A reading is performed during Mass at Ermita de la Caridad in Miami on Sunday, Nov. 27, 2016.

Cubans flocked to La Ermita church for comfort Sunday. About 300 or so people attended the 10 a.m. Mass there.

The exile community knows La Ermita as a place where Cubans can turn in joy and sorrow.

The church is steeped in Cuban culture. It is named after the country's patroness saint, Caridad, another title for the Virgin Mary.

Exiles have supported the church in the decades after Castro's 1959 revolution. The building is home to a well-known mural of Cuban history that stands behind the altar.

Visitors bring flowers to the church as an offering to the Virgin Mary or to honor people who have died. Refugees who survive crossing the Florida Straits by raft visit the bayside church as a thank you.

Mary Valledor, of Miami, makes an offering of flowers during Mass at Ermita de la Caridad in Miami on Sunday, Nov. 27, 2016.

Silvia M. Garrigo, one of Figueroa's companions at Mass, said Cubans should step outside institutions, even the church, and pray for unity between those who live on the island and those who left it.

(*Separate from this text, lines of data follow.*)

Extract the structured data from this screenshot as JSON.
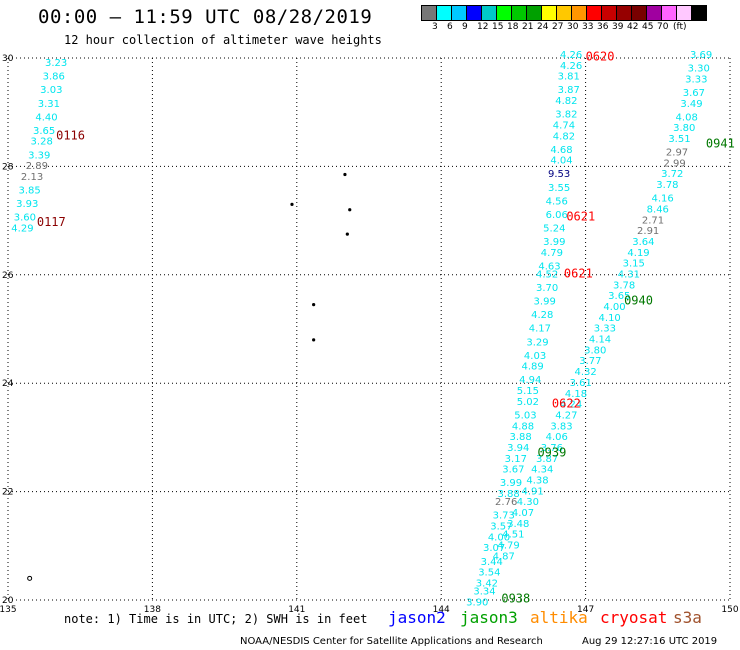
{
  "header": {
    "title": "00:00 – 11:59 UTC 08/28/2019",
    "subtitle": "12 hour collection of altimeter wave heights"
  },
  "colorbar": {
    "colors": [
      "#777777",
      "#00ffff",
      "#00c8ff",
      "#0000ff",
      "#00c8c8",
      "#00ff00",
      "#00c800",
      "#00a000",
      "#ffff00",
      "#ffc800",
      "#ff9600",
      "#ff0000",
      "#c80000",
      "#960000",
      "#780000",
      "#a000a0",
      "#ff64ff",
      "#ffc8ff",
      "#000000"
    ],
    "labels": [
      "3",
      "6",
      "9",
      "12",
      "15",
      "18",
      "21",
      "24",
      "27",
      "30",
      "33",
      "36",
      "39",
      "42",
      "45",
      "70",
      "(ft)"
    ]
  },
  "axes": {
    "x_ticks": [
      "135",
      "138",
      "141",
      "144",
      "147",
      "150"
    ],
    "y_ticks": [
      "20",
      "22",
      "24",
      "26",
      "28",
      "30"
    ],
    "xlim": [
      135,
      150
    ],
    "ylim": [
      20,
      30
    ]
  },
  "colors": {
    "cyan": "#00e5ee",
    "gray": "#707070",
    "darkred_label": "#8b0000",
    "red_label": "#ff0000",
    "green_label": "#007800",
    "navy": "#000080"
  },
  "chart_data": {
    "type": "scatter",
    "observations": [
      {
        "lon": 136.0,
        "lat": 29.85,
        "v": "3.23",
        "c": "cyan"
      },
      {
        "lon": 135.95,
        "lat": 29.6,
        "v": "3.86",
        "c": "cyan"
      },
      {
        "lon": 135.9,
        "lat": 29.35,
        "v": "3.03",
        "c": "cyan"
      },
      {
        "lon": 135.85,
        "lat": 29.1,
        "v": "3.31",
        "c": "cyan"
      },
      {
        "lon": 135.8,
        "lat": 28.85,
        "v": "4.40",
        "c": "cyan"
      },
      {
        "lon": 135.75,
        "lat": 28.6,
        "v": "3.65",
        "c": "cyan"
      },
      {
        "lon": 135.7,
        "lat": 28.4,
        "v": "3.28",
        "c": "cyan"
      },
      {
        "lon": 135.65,
        "lat": 28.15,
        "v": "3.39",
        "c": "cyan"
      },
      {
        "lon": 135.6,
        "lat": 27.95,
        "v": "2.89",
        "c": "gray"
      },
      {
        "lon": 135.5,
        "lat": 27.75,
        "v": "2.13",
        "c": "gray"
      },
      {
        "lon": 135.45,
        "lat": 27.5,
        "v": "3.85",
        "c": "cyan"
      },
      {
        "lon": 135.4,
        "lat": 27.25,
        "v": "3.93",
        "c": "cyan"
      },
      {
        "lon": 135.35,
        "lat": 27.0,
        "v": "3.60",
        "c": "cyan"
      },
      {
        "lon": 135.3,
        "lat": 26.8,
        "v": "4.29",
        "c": "cyan"
      },
      {
        "lon": 146.7,
        "lat": 30.0,
        "v": "4.26",
        "c": "cyan"
      },
      {
        "lon": 146.7,
        "lat": 29.8,
        "v": "4.26",
        "c": "cyan"
      },
      {
        "lon": 146.65,
        "lat": 29.6,
        "v": "3.81",
        "c": "cyan"
      },
      {
        "lon": 146.65,
        "lat": 29.35,
        "v": "3.87",
        "c": "cyan"
      },
      {
        "lon": 146.6,
        "lat": 29.15,
        "v": "4.82",
        "c": "cyan"
      },
      {
        "lon": 146.6,
        "lat": 28.9,
        "v": "3.82",
        "c": "cyan"
      },
      {
        "lon": 146.55,
        "lat": 28.7,
        "v": "4.74",
        "c": "cyan"
      },
      {
        "lon": 146.55,
        "lat": 28.5,
        "v": "4.82",
        "c": "cyan"
      },
      {
        "lon": 146.5,
        "lat": 28.25,
        "v": "4.68",
        "c": "cyan"
      },
      {
        "lon": 146.5,
        "lat": 28.05,
        "v": "4.04",
        "c": "cyan"
      },
      {
        "lon": 146.45,
        "lat": 27.8,
        "v": "9.53",
        "c": "navy"
      },
      {
        "lon": 146.45,
        "lat": 27.55,
        "v": "3.55",
        "c": "cyan"
      },
      {
        "lon": 146.4,
        "lat": 27.3,
        "v": "4.56",
        "c": "cyan"
      },
      {
        "lon": 146.4,
        "lat": 27.05,
        "v": "6.06",
        "c": "cyan"
      },
      {
        "lon": 146.35,
        "lat": 26.8,
        "v": "5.24",
        "c": "cyan"
      },
      {
        "lon": 146.35,
        "lat": 26.55,
        "v": "3.99",
        "c": "cyan"
      },
      {
        "lon": 146.3,
        "lat": 26.35,
        "v": "4.79",
        "c": "cyan"
      },
      {
        "lon": 146.25,
        "lat": 26.1,
        "v": "4.63",
        "c": "cyan"
      },
      {
        "lon": 146.2,
        "lat": 25.95,
        "v": "4.52",
        "c": "cyan"
      },
      {
        "lon": 146.2,
        "lat": 25.7,
        "v": "3.70",
        "c": "cyan"
      },
      {
        "lon": 146.15,
        "lat": 25.45,
        "v": "3.99",
        "c": "cyan"
      },
      {
        "lon": 146.1,
        "lat": 25.2,
        "v": "4.28",
        "c": "cyan"
      },
      {
        "lon": 146.05,
        "lat": 24.95,
        "v": "4.17",
        "c": "cyan"
      },
      {
        "lon": 146.0,
        "lat": 24.7,
        "v": "3.29",
        "c": "cyan"
      },
      {
        "lon": 145.95,
        "lat": 24.45,
        "v": "4.03",
        "c": "cyan"
      },
      {
        "lon": 145.9,
        "lat": 24.25,
        "v": "4.89",
        "c": "cyan"
      },
      {
        "lon": 145.85,
        "lat": 24.0,
        "v": "4.94",
        "c": "cyan"
      },
      {
        "lon": 145.8,
        "lat": 23.8,
        "v": "5.15",
        "c": "cyan"
      },
      {
        "lon": 145.8,
        "lat": 23.6,
        "v": "5.02",
        "c": "cyan"
      },
      {
        "lon": 145.75,
        "lat": 23.35,
        "v": "5.03",
        "c": "cyan"
      },
      {
        "lon": 145.7,
        "lat": 23.15,
        "v": "4.88",
        "c": "cyan"
      },
      {
        "lon": 145.65,
        "lat": 22.95,
        "v": "3.88",
        "c": "cyan"
      },
      {
        "lon": 145.6,
        "lat": 22.75,
        "v": "3.94",
        "c": "cyan"
      },
      {
        "lon": 145.55,
        "lat": 22.55,
        "v": "3.17",
        "c": "cyan"
      },
      {
        "lon": 145.5,
        "lat": 22.35,
        "v": "3.67",
        "c": "cyan"
      },
      {
        "lon": 145.45,
        "lat": 22.1,
        "v": "3.99",
        "c": "cyan"
      },
      {
        "lon": 145.4,
        "lat": 21.9,
        "v": "3.88",
        "c": "cyan"
      },
      {
        "lon": 145.35,
        "lat": 21.75,
        "v": "2.76",
        "c": "gray"
      },
      {
        "lon": 145.3,
        "lat": 21.5,
        "v": "3.73",
        "c": "cyan"
      },
      {
        "lon": 145.25,
        "lat": 21.3,
        "v": "3.57",
        "c": "cyan"
      },
      {
        "lon": 145.2,
        "lat": 21.1,
        "v": "4.00",
        "c": "cyan"
      },
      {
        "lon": 145.1,
        "lat": 20.9,
        "v": "3.07",
        "c": "cyan"
      },
      {
        "lon": 145.05,
        "lat": 20.65,
        "v": "3.44",
        "c": "cyan"
      },
      {
        "lon": 145.0,
        "lat": 20.45,
        "v": "3.54",
        "c": "cyan"
      },
      {
        "lon": 144.95,
        "lat": 20.25,
        "v": "3.42",
        "c": "cyan"
      },
      {
        "lon": 144.9,
        "lat": 20.1,
        "v": "3.34",
        "c": "cyan"
      },
      {
        "lon": 144.75,
        "lat": 19.9,
        "v": "3.90",
        "c": "cyan"
      },
      {
        "lon": 149.4,
        "lat": 30.0,
        "v": "3.69",
        "c": "cyan"
      },
      {
        "lon": 149.35,
        "lat": 29.75,
        "v": "3.30",
        "c": "cyan"
      },
      {
        "lon": 149.3,
        "lat": 29.55,
        "v": "3.33",
        "c": "cyan"
      },
      {
        "lon": 149.25,
        "lat": 29.3,
        "v": "3.67",
        "c": "cyan"
      },
      {
        "lon": 149.2,
        "lat": 29.1,
        "v": "3.49",
        "c": "cyan"
      },
      {
        "lon": 149.1,
        "lat": 28.85,
        "v": "4.08",
        "c": "cyan"
      },
      {
        "lon": 149.05,
        "lat": 28.65,
        "v": "3.80",
        "c": "cyan"
      },
      {
        "lon": 148.95,
        "lat": 28.45,
        "v": "3.51",
        "c": "cyan"
      },
      {
        "lon": 148.9,
        "lat": 28.2,
        "v": "2.97",
        "c": "gray"
      },
      {
        "lon": 148.85,
        "lat": 28.0,
        "v": "2.99",
        "c": "gray"
      },
      {
        "lon": 148.8,
        "lat": 27.8,
        "v": "3.72",
        "c": "cyan"
      },
      {
        "lon": 148.7,
        "lat": 27.6,
        "v": "3.78",
        "c": "cyan"
      },
      {
        "lon": 148.6,
        "lat": 27.35,
        "v": "4.16",
        "c": "cyan"
      },
      {
        "lon": 148.5,
        "lat": 27.15,
        "v": "8.46",
        "c": "cyan"
      },
      {
        "lon": 148.4,
        "lat": 26.95,
        "v": "2.71",
        "c": "gray"
      },
      {
        "lon": 148.3,
        "lat": 26.75,
        "v": "2.91",
        "c": "gray"
      },
      {
        "lon": 148.2,
        "lat": 26.55,
        "v": "3.64",
        "c": "cyan"
      },
      {
        "lon": 148.1,
        "lat": 26.35,
        "v": "4.19",
        "c": "cyan"
      },
      {
        "lon": 148.0,
        "lat": 26.15,
        "v": "3.15",
        "c": "cyan"
      },
      {
        "lon": 147.9,
        "lat": 25.95,
        "v": "4.31",
        "c": "cyan"
      },
      {
        "lon": 147.8,
        "lat": 25.75,
        "v": "3.78",
        "c": "cyan"
      },
      {
        "lon": 147.7,
        "lat": 25.55,
        "v": "3.65",
        "c": "cyan"
      },
      {
        "lon": 147.6,
        "lat": 25.35,
        "v": "4.00",
        "c": "cyan"
      },
      {
        "lon": 147.5,
        "lat": 25.15,
        "v": "4.10",
        "c": "cyan"
      },
      {
        "lon": 147.4,
        "lat": 24.95,
        "v": "3.33",
        "c": "cyan"
      },
      {
        "lon": 147.3,
        "lat": 24.75,
        "v": "4.14",
        "c": "cyan"
      },
      {
        "lon": 147.2,
        "lat": 24.55,
        "v": "3.80",
        "c": "cyan"
      },
      {
        "lon": 147.1,
        "lat": 24.35,
        "v": "3.77",
        "c": "cyan"
      },
      {
        "lon": 147.0,
        "lat": 24.15,
        "v": "4.32",
        "c": "cyan"
      },
      {
        "lon": 146.9,
        "lat": 23.95,
        "v": "3.61",
        "c": "cyan"
      },
      {
        "lon": 146.8,
        "lat": 23.75,
        "v": "4.18",
        "c": "cyan"
      },
      {
        "lon": 146.7,
        "lat": 23.55,
        "v": "4.24",
        "c": "cyan"
      },
      {
        "lon": 146.6,
        "lat": 23.35,
        "v": "4.27",
        "c": "cyan"
      },
      {
        "lon": 146.5,
        "lat": 23.15,
        "v": "3.83",
        "c": "cyan"
      },
      {
        "lon": 146.4,
        "lat": 22.95,
        "v": "4.06",
        "c": "cyan"
      },
      {
        "lon": 146.3,
        "lat": 22.75,
        "v": "3.76",
        "c": "cyan"
      },
      {
        "lon": 146.2,
        "lat": 22.55,
        "v": "3.87",
        "c": "cyan"
      },
      {
        "lon": 146.1,
        "lat": 22.35,
        "v": "4.34",
        "c": "cyan"
      },
      {
        "lon": 146.0,
        "lat": 22.15,
        "v": "4.38",
        "c": "cyan"
      },
      {
        "lon": 145.9,
        "lat": 21.95,
        "v": "4.91",
        "c": "cyan"
      },
      {
        "lon": 145.8,
        "lat": 21.75,
        "v": "4.30",
        "c": "cyan"
      },
      {
        "lon": 145.7,
        "lat": 21.55,
        "v": "4.07",
        "c": "cyan"
      },
      {
        "lon": 145.6,
        "lat": 21.35,
        "v": "3.48",
        "c": "cyan"
      },
      {
        "lon": 145.5,
        "lat": 21.15,
        "v": "4.51",
        "c": "cyan"
      },
      {
        "lon": 145.4,
        "lat": 20.95,
        "v": "4.79",
        "c": "cyan"
      },
      {
        "lon": 145.3,
        "lat": 20.75,
        "v": "4.87",
        "c": "cyan"
      }
    ],
    "time_labels": [
      {
        "lon": 136.3,
        "lat": 28.5,
        "v": "0116",
        "c": "darkred_label"
      },
      {
        "lon": 135.9,
        "lat": 26.9,
        "v": "0117",
        "c": "darkred_label"
      },
      {
        "lon": 147.3,
        "lat": 29.95,
        "v": "0620",
        "c": "red_label"
      },
      {
        "lon": 146.9,
        "lat": 27.0,
        "v": "0621",
        "c": "red_label"
      },
      {
        "lon": 146.85,
        "lat": 25.95,
        "v": "0621",
        "c": "red_label"
      },
      {
        "lon": 146.6,
        "lat": 23.55,
        "v": "0622",
        "c": "red_label"
      },
      {
        "lon": 149.8,
        "lat": 28.35,
        "v": "0941",
        "c": "green_label"
      },
      {
        "lon": 148.1,
        "lat": 25.45,
        "v": "0940",
        "c": "green_label"
      },
      {
        "lon": 146.3,
        "lat": 22.65,
        "v": "0939",
        "c": "green_label"
      },
      {
        "lon": 145.55,
        "lat": 19.95,
        "v": "0938",
        "c": "green_label"
      }
    ],
    "land": [
      {
        "lon": 142.0,
        "lat": 27.85
      },
      {
        "lon": 140.9,
        "lat": 27.3
      },
      {
        "lon": 142.1,
        "lat": 27.2
      },
      {
        "lon": 142.05,
        "lat": 26.75
      },
      {
        "lon": 141.35,
        "lat": 25.45
      },
      {
        "lon": 141.35,
        "lat": 24.8
      },
      {
        "lon": 135.45,
        "lat": 20.4
      }
    ]
  },
  "footer": {
    "note": "note: 1) Time is in UTC; 2) SWH is in feet",
    "satellites": [
      {
        "name": "jason2",
        "color": "#0000ff"
      },
      {
        "name": "jason3",
        "color": "#00a000"
      },
      {
        "name": "altika",
        "color": "#ff8c00"
      },
      {
        "name": "cryosat",
        "color": "#ff0000"
      },
      {
        "name": "s3a",
        "color": "#a0522d"
      }
    ],
    "credit": "NOAA/NESDIS Center for Satellite Applications and Research",
    "timestamp": "Aug 29 12:27:16 UTC 2019"
  }
}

After Castro became Cuba's leader, his regime divided those sets of Cubans through propaganda, Garrigo said.

Everyone should work to find ways of healing Castro's fabricated rifts, she said.

"The powers that be in the political realm are not capable of truth. Their system of governing and oppression is based on nontruth. So reconciliation with the government is a fantasy," Garrigo said. "There is no one other, in my mind, that hates Cubans and hates Cuba more than the Castros."

Diana Pacheco Vega, of Miami, sings during Mass at Ermita de la Caridad in Miami on Sunday, Nov. 27, 2016.

Outside, William Rodriguez had parked his van at Shrine of Our Lady Charity to seek just that — some charity.

Rodriguez, 50, has diabetes. Doctors managed to save his foot after a bout of gangrene, he said, but they cut off a toe. His elbows are covered in scabs.

He went to the church to ask for food and gas money. Although his parents fled communist Cuba, in part, to avoid economic hardship, Rodriguez said he has lived in his van for at least two years.

So while Castro’s death sparked waves of celebrations among exiles in Miami, Rodriguez doubted anything would soon change — for him or the island.

He still will be homeless. And the people of Cuba still will be under the rule of the Castro family, Rodriguez said.

"I'm pretty much hurting like the Cubans are hurting, even though I'm in America," Rodriguez said.

Rodriguez said he considers himself a man of faith in God — he became a born-again Christian about a decade ago — but he has little hope that Cuba will ever be the place of the exile community's dreams.

Cubans in the United States might never live on that island again, even after every Castro is gone, he said.

"It hasn't looked good for many years."

An attendee celebrates Mass at Ermita de la Caridad in Miami on Sunday, Nov. 27, 2016.